Thu | Sep 21, 2017

Tivoli Report | Ban mortar use

Published:Friday | July 8, 2016 | 7:00 AM
In this Gleaner file photo, masked men barricade a street with a vehicle on the eve of bloody clashes between the security forces and fighters loyal to Christopher Coke.

The Sir David Simmons-led West Kingston Commission of Enquiry has suggested that Jamaica fall in line with international humanitarian law and prohibit the use of mortars in built-up areas.

The recommendation was included in the report of the three-member commission, which investigated the conduct of the May 2010 police-military operations in Tivoli Gardens.

The following is the full transcript of the commission's recommendations on the use of mortars and other indirect-fire weapons in future operations:

We support the principle of the operational independence of the Chief of Defence Staff of the Jamaica Defence Force (JDF) as enshrined in the Defence Act.

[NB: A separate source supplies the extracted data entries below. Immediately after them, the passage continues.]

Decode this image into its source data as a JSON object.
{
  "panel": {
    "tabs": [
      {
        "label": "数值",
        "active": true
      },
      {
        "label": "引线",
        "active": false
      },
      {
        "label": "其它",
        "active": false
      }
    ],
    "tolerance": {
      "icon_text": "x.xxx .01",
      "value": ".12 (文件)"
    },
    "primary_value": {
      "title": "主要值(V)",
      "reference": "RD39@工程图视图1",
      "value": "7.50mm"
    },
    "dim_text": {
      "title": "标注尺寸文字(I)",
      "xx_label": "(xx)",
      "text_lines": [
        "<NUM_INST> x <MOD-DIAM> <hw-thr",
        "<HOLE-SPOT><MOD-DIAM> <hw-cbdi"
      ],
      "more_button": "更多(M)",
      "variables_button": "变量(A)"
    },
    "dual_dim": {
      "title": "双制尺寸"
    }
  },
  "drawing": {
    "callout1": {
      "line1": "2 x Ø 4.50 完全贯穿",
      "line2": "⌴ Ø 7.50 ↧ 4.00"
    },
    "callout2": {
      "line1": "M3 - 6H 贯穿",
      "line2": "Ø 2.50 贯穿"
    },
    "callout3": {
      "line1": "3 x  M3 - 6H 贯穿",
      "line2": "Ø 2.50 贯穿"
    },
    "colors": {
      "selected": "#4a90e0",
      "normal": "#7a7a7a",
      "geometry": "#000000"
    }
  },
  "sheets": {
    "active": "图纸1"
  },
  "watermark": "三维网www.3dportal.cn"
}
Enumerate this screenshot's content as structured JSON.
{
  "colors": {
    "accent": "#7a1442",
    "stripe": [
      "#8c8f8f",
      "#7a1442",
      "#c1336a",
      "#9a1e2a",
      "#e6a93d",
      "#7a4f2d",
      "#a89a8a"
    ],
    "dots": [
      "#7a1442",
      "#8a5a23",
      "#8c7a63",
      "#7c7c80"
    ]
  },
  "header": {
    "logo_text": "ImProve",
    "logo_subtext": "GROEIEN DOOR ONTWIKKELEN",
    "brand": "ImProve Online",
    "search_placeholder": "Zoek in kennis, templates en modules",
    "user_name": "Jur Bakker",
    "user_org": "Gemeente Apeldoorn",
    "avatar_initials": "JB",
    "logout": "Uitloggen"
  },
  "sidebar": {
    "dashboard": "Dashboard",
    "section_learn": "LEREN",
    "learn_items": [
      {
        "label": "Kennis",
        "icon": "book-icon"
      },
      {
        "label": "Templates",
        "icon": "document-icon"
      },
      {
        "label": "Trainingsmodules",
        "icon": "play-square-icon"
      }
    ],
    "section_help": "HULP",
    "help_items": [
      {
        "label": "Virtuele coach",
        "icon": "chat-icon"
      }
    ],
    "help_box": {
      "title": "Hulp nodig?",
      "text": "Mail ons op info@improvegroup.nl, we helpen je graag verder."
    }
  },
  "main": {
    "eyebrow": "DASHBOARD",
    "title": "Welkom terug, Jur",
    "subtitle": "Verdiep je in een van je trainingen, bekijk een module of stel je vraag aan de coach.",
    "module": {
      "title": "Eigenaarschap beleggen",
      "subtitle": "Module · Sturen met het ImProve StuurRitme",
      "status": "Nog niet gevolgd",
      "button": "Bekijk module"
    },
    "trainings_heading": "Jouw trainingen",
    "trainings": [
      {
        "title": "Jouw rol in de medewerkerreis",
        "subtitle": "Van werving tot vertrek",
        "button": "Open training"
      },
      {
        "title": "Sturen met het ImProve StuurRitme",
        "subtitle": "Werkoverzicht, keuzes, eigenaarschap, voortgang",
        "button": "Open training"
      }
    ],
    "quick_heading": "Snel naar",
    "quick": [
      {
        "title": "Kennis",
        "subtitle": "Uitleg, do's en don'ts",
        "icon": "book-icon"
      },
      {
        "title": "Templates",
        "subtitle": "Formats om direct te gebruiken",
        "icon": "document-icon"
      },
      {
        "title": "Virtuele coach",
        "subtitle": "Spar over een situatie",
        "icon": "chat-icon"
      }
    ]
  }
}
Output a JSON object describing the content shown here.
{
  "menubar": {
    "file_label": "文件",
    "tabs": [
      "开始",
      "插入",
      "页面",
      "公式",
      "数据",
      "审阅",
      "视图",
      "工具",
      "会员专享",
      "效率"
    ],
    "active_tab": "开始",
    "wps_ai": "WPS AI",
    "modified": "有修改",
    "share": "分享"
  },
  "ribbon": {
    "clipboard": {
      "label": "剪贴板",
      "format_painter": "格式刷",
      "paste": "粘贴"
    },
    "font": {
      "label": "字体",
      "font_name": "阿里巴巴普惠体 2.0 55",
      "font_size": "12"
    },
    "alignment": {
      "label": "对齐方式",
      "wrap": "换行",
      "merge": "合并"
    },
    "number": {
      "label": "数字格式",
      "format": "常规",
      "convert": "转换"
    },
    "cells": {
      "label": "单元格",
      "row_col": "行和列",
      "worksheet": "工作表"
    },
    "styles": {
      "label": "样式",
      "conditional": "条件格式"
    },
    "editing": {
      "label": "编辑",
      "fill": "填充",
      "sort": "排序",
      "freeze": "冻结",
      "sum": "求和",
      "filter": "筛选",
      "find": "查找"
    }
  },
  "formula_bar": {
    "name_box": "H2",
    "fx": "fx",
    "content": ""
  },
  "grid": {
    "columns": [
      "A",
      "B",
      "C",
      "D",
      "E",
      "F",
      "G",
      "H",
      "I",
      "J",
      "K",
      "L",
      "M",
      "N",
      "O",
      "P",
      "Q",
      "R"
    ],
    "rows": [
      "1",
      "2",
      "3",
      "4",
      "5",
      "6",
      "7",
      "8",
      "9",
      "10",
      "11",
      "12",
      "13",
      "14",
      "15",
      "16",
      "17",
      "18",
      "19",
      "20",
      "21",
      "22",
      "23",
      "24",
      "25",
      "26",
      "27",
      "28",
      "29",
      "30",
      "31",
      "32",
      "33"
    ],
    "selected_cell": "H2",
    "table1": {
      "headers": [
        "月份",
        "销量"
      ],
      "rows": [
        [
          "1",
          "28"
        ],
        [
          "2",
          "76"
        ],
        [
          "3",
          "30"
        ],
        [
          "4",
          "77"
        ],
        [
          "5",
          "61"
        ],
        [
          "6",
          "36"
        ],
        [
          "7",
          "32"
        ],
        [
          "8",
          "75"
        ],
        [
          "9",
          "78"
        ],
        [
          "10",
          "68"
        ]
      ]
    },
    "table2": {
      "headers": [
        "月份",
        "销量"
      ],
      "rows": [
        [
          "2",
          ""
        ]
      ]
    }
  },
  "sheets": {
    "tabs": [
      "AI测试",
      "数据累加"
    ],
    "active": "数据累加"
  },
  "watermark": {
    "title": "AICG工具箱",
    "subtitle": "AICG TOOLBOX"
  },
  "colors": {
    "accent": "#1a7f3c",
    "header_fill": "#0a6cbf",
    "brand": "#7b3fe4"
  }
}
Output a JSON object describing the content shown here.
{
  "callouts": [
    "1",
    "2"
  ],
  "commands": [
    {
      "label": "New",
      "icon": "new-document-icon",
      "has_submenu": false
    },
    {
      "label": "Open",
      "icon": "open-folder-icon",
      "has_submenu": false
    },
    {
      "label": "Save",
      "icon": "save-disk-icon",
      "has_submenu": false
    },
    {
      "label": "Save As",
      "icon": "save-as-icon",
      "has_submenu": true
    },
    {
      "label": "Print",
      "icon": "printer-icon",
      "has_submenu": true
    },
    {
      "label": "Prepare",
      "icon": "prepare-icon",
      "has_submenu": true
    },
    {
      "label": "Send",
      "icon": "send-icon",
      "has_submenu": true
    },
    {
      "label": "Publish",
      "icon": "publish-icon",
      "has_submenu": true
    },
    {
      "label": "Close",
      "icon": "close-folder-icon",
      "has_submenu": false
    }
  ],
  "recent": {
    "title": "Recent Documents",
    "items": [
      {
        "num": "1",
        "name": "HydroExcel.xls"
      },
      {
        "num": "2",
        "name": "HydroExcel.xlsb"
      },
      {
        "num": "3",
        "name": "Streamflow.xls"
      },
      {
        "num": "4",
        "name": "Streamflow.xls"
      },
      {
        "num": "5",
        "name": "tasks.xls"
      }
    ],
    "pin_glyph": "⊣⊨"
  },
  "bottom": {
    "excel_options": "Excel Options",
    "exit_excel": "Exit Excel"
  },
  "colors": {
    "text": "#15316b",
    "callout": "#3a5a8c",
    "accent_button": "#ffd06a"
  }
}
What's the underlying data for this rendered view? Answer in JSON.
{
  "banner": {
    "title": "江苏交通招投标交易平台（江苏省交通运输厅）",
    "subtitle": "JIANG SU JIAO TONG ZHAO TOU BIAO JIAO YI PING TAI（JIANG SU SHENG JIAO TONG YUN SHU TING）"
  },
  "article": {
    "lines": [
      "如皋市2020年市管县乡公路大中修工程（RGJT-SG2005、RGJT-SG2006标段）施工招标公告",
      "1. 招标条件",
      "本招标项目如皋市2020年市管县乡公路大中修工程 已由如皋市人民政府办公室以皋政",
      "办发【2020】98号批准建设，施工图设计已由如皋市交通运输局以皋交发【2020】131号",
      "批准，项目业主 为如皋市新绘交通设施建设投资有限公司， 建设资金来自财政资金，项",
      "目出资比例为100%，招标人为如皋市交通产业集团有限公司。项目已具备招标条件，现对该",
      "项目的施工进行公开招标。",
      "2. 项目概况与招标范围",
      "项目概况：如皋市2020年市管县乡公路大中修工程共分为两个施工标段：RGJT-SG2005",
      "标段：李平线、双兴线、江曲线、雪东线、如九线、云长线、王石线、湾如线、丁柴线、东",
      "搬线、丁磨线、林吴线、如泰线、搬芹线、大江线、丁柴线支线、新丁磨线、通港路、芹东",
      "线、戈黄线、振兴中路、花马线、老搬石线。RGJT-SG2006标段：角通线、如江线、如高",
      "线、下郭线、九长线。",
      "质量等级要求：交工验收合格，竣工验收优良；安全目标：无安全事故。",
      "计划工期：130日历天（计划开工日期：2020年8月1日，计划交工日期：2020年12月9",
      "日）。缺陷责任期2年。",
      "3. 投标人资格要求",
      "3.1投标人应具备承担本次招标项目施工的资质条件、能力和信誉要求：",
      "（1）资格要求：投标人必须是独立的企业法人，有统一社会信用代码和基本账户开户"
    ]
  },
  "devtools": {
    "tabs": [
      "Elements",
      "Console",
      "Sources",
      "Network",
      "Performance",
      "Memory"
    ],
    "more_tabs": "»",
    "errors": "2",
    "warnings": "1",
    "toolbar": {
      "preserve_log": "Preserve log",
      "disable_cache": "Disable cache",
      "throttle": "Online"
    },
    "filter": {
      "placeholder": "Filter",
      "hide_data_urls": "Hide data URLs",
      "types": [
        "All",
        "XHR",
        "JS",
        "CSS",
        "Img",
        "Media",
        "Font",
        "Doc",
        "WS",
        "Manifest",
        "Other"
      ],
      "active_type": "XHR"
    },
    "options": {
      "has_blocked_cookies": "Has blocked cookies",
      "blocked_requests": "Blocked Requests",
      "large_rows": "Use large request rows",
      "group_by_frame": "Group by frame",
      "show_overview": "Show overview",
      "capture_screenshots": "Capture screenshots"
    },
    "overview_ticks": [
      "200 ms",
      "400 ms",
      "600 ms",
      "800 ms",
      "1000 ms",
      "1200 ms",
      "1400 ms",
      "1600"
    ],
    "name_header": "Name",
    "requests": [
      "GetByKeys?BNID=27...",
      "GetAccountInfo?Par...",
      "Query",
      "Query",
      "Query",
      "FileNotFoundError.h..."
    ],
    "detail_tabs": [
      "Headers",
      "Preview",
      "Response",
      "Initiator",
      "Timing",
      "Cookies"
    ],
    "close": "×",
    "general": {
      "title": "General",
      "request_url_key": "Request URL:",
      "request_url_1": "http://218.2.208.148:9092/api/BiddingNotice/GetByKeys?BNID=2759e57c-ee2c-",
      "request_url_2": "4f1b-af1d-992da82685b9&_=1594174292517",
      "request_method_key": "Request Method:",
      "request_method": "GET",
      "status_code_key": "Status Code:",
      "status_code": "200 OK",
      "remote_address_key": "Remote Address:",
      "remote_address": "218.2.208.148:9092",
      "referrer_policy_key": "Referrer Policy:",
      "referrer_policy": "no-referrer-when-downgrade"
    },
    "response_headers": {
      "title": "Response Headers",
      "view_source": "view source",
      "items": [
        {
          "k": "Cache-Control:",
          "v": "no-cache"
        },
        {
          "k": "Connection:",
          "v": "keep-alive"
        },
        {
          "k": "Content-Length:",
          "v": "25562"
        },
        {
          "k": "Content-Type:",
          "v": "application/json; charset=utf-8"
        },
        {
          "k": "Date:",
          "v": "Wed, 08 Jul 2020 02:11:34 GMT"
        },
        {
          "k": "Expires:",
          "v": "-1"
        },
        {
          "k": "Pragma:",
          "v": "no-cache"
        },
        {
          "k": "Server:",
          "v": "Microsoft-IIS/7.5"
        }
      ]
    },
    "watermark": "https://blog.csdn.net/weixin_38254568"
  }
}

Thus, we are reluctant to suggest the imposition of a fetter on the independence of the Chief of Defence Staff in operational matters.

However, we think that the case against the use of mortars in built-up areas is unanswerable.

Contemporary international best practice and international humanitarian law do not advocate the use of such weapons in built-up areas.

We, therefore, recommend that in future, the leadership of the JDF pay careful regard to contemporary best practice and learning in relation to the use of weapons of indirect fire. Consistent with international humanitarian law, the use of these weapons in built-up areas should be prohibited.

And, where their use in other settings may be contemplated, the CDS should utilise the procedure for consultation with the prime minister as provided for in Section 9 of the Defence Act before resorting to the use of mortars or similar weapons. There should be a strict application of the relevant doctrine.

Incendiary devices should not be used.